The study found that the pre-onset period, which may include mild cognitive impairment, is an important time to identify needs and solutions for families that will go on to live with dementia, said study lead author Melissa Harris.
“Dementia is a disease that affects every aspect of a person’s health and well-being, but people don’t wake up one day and all of a sudden have dementia. The cognitive changes and resultant disabilities happen over the course of several years, and often decades, before reaching a threshold of impairment indicative of dementia,” said Harris, who did the work as a U-M doctoral student and is now pursuing postdoctoral work at Duke University.
The researchers looked at data from 1,826 individuals older than age 51 from the 2000-16 waves of the Health and Retirement Study. Respondents had a spouse or partner with new onset Alzheimer’s or other dementia, and researchers analyzed changes in the depressive symptoms and weekly caregiving hours provided to the partner by the respondent.
Onset of Alzheimer’s or related dementia was defined as the first indication of cognitive impairment assessed during a routine survey-based screening.
After controlling for several sociodemographic, health and caregiving characteristics, the expected count of partners’ caregivers’ depressive symptoms and caregiving hours increased every two years by 3% and 9%, respectively, prior to onset, and decreased by 2% and 1% each two years following partner’s dementia onset.
Researchers expected caregiving hours and depressive symptoms to level off or decrease at some point but they were surprised this happened after the onset of the partner’s dementia, Harris said.
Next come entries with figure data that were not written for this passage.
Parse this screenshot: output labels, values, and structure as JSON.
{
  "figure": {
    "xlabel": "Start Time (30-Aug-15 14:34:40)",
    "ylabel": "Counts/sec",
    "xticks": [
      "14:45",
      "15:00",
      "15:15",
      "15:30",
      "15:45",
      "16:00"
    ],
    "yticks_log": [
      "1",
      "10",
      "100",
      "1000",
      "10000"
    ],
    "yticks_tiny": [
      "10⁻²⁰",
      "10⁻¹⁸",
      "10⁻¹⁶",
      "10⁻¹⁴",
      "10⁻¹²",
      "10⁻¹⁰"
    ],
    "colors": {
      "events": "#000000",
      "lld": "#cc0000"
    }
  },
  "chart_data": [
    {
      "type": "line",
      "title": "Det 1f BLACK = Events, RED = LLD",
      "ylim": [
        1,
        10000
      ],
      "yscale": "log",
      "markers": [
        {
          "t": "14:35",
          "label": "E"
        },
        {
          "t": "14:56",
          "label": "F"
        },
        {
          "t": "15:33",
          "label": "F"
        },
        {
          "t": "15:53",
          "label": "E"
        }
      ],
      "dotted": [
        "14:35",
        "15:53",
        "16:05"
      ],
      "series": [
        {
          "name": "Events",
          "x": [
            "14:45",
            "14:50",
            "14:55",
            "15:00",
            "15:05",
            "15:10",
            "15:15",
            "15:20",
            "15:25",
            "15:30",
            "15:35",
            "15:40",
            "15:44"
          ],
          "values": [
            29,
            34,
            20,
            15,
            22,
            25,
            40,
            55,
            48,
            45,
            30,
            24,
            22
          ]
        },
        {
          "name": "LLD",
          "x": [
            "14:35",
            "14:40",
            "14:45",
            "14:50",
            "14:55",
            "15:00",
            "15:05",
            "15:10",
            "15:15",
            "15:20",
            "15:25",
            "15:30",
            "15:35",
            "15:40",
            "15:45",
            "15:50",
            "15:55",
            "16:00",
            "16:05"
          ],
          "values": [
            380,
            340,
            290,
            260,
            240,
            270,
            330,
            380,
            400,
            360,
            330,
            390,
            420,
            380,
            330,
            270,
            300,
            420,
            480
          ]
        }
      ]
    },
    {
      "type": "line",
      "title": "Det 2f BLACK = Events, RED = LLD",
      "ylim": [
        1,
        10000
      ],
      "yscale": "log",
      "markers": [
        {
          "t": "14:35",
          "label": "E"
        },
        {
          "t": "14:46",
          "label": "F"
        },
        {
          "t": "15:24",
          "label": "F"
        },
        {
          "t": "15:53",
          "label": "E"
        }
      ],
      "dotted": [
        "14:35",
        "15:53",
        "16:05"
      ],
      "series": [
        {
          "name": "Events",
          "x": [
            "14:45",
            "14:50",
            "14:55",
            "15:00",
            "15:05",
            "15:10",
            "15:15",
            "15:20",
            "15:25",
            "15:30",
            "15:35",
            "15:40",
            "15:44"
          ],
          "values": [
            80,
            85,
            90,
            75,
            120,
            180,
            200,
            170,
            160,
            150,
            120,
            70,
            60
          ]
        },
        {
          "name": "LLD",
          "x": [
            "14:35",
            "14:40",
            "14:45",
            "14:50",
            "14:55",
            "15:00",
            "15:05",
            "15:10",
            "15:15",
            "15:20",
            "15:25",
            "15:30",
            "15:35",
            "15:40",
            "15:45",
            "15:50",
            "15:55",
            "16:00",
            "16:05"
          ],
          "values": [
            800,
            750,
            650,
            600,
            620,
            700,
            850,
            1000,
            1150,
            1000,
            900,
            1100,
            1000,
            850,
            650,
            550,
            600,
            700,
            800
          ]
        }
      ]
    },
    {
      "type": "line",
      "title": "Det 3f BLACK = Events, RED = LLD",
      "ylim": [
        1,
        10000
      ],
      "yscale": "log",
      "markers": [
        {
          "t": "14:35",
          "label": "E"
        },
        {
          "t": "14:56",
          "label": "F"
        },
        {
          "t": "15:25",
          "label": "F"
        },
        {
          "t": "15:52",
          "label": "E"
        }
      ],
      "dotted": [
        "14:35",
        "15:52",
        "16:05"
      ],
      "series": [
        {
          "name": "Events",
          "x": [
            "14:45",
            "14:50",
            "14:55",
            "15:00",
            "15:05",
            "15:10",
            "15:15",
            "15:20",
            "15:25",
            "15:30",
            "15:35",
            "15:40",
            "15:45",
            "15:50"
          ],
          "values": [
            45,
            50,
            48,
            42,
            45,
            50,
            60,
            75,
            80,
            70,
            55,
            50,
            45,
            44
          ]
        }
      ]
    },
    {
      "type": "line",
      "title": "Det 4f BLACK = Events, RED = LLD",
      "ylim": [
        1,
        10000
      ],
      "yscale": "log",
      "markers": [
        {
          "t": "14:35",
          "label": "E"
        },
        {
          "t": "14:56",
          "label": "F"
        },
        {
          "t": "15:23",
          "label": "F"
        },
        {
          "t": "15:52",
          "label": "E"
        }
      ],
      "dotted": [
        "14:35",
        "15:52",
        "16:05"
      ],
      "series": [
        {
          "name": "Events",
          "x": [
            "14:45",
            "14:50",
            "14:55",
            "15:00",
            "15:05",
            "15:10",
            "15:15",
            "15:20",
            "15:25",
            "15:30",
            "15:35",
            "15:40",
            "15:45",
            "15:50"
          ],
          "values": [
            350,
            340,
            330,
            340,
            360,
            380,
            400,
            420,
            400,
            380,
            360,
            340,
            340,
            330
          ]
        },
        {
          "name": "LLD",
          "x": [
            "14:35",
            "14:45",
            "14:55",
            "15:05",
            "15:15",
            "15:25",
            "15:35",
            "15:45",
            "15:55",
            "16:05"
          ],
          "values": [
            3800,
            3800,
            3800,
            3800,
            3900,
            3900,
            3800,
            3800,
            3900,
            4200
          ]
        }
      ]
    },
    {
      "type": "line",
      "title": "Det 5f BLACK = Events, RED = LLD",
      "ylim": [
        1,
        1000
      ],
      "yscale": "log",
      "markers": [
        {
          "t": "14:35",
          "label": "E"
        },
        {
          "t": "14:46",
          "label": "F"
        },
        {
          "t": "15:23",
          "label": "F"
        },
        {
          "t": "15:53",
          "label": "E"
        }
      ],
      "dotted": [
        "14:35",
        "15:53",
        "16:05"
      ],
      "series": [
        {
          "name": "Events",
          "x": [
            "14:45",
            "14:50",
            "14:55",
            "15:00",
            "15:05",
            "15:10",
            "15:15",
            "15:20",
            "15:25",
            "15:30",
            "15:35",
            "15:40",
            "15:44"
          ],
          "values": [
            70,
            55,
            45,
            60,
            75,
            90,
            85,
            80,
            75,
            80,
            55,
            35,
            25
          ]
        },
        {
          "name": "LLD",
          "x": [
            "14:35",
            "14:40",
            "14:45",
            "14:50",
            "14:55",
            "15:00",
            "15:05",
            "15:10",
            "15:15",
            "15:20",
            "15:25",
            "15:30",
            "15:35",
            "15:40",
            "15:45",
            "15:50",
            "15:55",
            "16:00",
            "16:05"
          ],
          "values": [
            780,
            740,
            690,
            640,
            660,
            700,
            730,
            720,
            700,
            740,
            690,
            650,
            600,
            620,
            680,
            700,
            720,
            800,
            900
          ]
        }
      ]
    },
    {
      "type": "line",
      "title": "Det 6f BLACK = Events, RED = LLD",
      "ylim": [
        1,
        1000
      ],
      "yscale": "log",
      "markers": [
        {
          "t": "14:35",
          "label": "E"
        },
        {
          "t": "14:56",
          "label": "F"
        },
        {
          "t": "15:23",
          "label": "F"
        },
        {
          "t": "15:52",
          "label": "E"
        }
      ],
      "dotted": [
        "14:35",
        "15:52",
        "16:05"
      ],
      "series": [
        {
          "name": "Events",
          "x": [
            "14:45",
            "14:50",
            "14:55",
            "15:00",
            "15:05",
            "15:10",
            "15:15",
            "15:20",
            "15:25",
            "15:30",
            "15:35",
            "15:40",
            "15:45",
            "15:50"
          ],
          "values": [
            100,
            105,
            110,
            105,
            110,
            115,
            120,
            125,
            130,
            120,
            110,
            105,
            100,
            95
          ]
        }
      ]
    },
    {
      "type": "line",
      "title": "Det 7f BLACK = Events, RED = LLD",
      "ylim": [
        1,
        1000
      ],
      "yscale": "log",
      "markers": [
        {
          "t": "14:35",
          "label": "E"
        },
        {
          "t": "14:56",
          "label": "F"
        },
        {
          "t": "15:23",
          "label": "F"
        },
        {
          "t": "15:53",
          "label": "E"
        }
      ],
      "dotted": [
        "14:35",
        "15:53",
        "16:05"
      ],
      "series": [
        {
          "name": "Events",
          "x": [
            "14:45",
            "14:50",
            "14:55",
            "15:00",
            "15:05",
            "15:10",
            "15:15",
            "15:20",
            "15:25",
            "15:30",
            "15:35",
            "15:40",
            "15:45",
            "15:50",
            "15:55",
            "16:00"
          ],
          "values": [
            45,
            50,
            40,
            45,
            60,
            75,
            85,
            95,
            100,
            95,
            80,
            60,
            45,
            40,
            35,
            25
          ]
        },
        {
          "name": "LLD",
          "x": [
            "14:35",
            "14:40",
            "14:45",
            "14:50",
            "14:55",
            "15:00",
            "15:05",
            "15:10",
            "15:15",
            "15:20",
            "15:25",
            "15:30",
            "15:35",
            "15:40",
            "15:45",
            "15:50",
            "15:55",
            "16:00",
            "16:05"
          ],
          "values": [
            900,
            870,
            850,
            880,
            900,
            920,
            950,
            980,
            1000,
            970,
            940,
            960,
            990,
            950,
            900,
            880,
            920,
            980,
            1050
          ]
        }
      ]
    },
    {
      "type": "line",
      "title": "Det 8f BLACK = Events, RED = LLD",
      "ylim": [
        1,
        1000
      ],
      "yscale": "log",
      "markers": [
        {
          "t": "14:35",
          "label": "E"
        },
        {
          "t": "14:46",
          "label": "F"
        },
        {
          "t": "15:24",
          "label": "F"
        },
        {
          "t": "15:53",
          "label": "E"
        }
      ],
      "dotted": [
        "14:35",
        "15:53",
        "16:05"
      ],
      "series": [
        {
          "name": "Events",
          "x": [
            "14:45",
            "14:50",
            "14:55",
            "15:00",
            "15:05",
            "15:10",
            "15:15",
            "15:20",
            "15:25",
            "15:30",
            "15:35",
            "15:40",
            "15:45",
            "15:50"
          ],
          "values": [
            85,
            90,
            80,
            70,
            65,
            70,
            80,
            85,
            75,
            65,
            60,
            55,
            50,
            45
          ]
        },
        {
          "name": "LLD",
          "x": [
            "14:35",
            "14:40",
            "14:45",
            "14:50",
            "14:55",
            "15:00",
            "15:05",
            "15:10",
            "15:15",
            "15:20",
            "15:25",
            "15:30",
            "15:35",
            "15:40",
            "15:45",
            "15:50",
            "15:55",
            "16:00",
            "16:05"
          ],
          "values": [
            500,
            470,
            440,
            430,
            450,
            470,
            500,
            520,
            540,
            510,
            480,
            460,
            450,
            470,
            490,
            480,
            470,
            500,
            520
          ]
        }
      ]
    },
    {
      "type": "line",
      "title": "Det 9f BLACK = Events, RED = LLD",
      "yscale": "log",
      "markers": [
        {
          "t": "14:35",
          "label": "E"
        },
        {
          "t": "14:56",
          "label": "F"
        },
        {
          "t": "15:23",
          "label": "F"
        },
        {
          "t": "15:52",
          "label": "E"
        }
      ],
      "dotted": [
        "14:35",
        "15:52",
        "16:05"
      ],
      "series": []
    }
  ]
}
“It may be that caregivers are accessing support and services as the level of disability reaches this onset threshold, or they may be reaching a point in their caregiving journey where they have learned to adapt and cope with the changes happening as a result of the cognitive decline,” she said.
Illustrating what happens to caregivers’ emotional health in the years surrounding dementia onset may uncover critical time periods for offering referrals and support for older couples, she said.
The takeaway for caregivers is to be sure to advocate and care for themselves, even if they believe the caregiving situation doesn’t yet require additional help.
Harris said that for clinicians, it may be helpful to think of dementia as a journey before and after diagnosis, and care planning must be family centered. This means referrals to specialty services and community support must be provided at early stages to better support families.